Original ne veut pas dire fait à la main
Pour Instagram, un post original signifie :
- Soit que vous l’avez fabriqué vous-même de A à Z.
- Soit que vous avez ajouté quelque chose qui vous appartient. Vos propres photos, vos vidéos, vos créations graphiques. Mais aussi du contenu repris ailleurs que vous avez réellement retravaillé. Vous pouvez greffer un texte qui éclaire le sujet sous un angle neuf, intégrer des éléments visuels qui n’existaient pas…
Les mèmes, par exemple, restent dans les clous à condition qu’ils injectent de l’humour, un commentaire social ou une référence culturelle absente du matériau d’origine. Un bon mème prend la vidéo de quelqu’un d’autre et la rend méconnaissable à force de couches ajoutées. Instagram veut continuer à récompenser cela.
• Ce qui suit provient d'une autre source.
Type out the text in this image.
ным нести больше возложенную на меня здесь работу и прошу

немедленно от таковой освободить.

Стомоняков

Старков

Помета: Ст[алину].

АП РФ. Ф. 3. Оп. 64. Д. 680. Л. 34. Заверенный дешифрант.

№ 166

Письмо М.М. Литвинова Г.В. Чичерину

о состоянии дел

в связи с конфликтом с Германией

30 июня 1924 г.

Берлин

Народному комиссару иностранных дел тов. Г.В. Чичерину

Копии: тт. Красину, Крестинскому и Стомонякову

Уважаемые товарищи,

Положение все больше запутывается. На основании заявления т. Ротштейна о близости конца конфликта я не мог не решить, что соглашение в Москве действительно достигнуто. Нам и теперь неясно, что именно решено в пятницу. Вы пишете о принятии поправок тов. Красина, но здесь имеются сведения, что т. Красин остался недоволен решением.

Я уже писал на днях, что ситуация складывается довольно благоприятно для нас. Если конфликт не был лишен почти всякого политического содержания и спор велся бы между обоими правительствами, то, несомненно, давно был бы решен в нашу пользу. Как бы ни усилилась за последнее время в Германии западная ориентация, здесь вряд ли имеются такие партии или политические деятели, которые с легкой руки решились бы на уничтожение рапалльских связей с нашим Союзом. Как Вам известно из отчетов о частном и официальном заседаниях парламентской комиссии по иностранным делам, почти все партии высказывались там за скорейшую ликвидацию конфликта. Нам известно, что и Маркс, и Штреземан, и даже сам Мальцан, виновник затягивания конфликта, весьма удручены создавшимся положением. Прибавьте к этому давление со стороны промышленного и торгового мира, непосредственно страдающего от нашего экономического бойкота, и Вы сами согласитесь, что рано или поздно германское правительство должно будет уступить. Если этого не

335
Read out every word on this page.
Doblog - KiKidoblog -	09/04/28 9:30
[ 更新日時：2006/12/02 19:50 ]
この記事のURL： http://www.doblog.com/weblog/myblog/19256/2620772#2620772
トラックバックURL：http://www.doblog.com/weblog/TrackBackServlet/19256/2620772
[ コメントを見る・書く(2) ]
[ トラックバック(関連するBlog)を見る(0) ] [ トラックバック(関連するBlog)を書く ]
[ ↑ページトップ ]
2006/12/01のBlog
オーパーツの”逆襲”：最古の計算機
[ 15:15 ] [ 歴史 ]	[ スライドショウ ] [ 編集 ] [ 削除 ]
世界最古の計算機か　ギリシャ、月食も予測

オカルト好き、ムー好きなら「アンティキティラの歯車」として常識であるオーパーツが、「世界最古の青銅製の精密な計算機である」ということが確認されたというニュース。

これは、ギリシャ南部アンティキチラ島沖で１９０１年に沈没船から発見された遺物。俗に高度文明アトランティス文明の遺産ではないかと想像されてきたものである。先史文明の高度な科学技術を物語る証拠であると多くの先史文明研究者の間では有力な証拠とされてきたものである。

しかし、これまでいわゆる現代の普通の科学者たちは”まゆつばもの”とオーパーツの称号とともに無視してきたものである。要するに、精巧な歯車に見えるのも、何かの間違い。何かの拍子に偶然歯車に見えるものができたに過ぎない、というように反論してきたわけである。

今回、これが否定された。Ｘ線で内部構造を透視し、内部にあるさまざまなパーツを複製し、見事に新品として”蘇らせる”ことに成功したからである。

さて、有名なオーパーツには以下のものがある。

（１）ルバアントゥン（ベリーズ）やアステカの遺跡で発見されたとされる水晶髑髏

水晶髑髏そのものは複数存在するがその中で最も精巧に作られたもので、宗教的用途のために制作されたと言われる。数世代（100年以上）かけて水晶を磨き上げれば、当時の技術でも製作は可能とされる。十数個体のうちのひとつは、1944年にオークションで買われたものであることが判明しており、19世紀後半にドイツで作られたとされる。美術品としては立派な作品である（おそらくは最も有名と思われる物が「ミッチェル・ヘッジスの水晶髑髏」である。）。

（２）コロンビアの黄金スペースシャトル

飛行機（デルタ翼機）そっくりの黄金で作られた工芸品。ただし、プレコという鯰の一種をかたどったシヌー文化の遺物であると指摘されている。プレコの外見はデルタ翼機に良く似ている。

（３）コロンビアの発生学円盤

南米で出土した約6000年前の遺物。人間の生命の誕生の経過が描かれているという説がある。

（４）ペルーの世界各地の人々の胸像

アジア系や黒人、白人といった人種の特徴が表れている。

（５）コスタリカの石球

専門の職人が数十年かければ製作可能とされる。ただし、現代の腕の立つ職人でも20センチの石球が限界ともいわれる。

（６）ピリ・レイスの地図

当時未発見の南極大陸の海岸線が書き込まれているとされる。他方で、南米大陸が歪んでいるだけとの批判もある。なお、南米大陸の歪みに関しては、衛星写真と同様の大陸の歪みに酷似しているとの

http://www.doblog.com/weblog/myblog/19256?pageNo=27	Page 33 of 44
Par contre, les petites modifications ne comptent pas. Passer une vidéo en accéléré, tamponner son pseudo en filigrane ou faire une capture d’écran du post de quelqu’un d’autre, cela ne trompe personne et surtout pas l’algorithme.
Une porte de sortie pour les comptes sanctionnés
Les agrégateurs qui se retrouvent exclus des recommandations peuvent remonter la pente. Il faut que l’essentiel de ce que le compte publie pendant un mois par exemple du contenu fait maison pour retrouver sa place dans les recommandations.
L’autre option consiste à supprimer les contenus problématiques et à faire appel de la décision. La plateforme suggère aussi aux comptes qui partagent beaucoup le travail des autres de passer par les Stories, le bouton de repost officiel ou les publications collaboratives.
Un virage qui profite aux petits créateurs
Ce changement devrait normalement redistribuer de la visibilité vers ceux qui fabriquent réellement quelque chose. Reste à voir comment l’algorithme fera la différence entre un vrai travail de transformation et un mème bâclé avec trois mots en Comic Sans collés sur une vidéo dérobée.
Instagram promet de combiner l’analyse automatique et la vérification humaine. La précision de ce filtre déterminera si cette annonce change vraiment les règles du jeu ou si elle rejoint la longue liste des promesses algorithmiques qui n’ont modifié le quotidien de personne.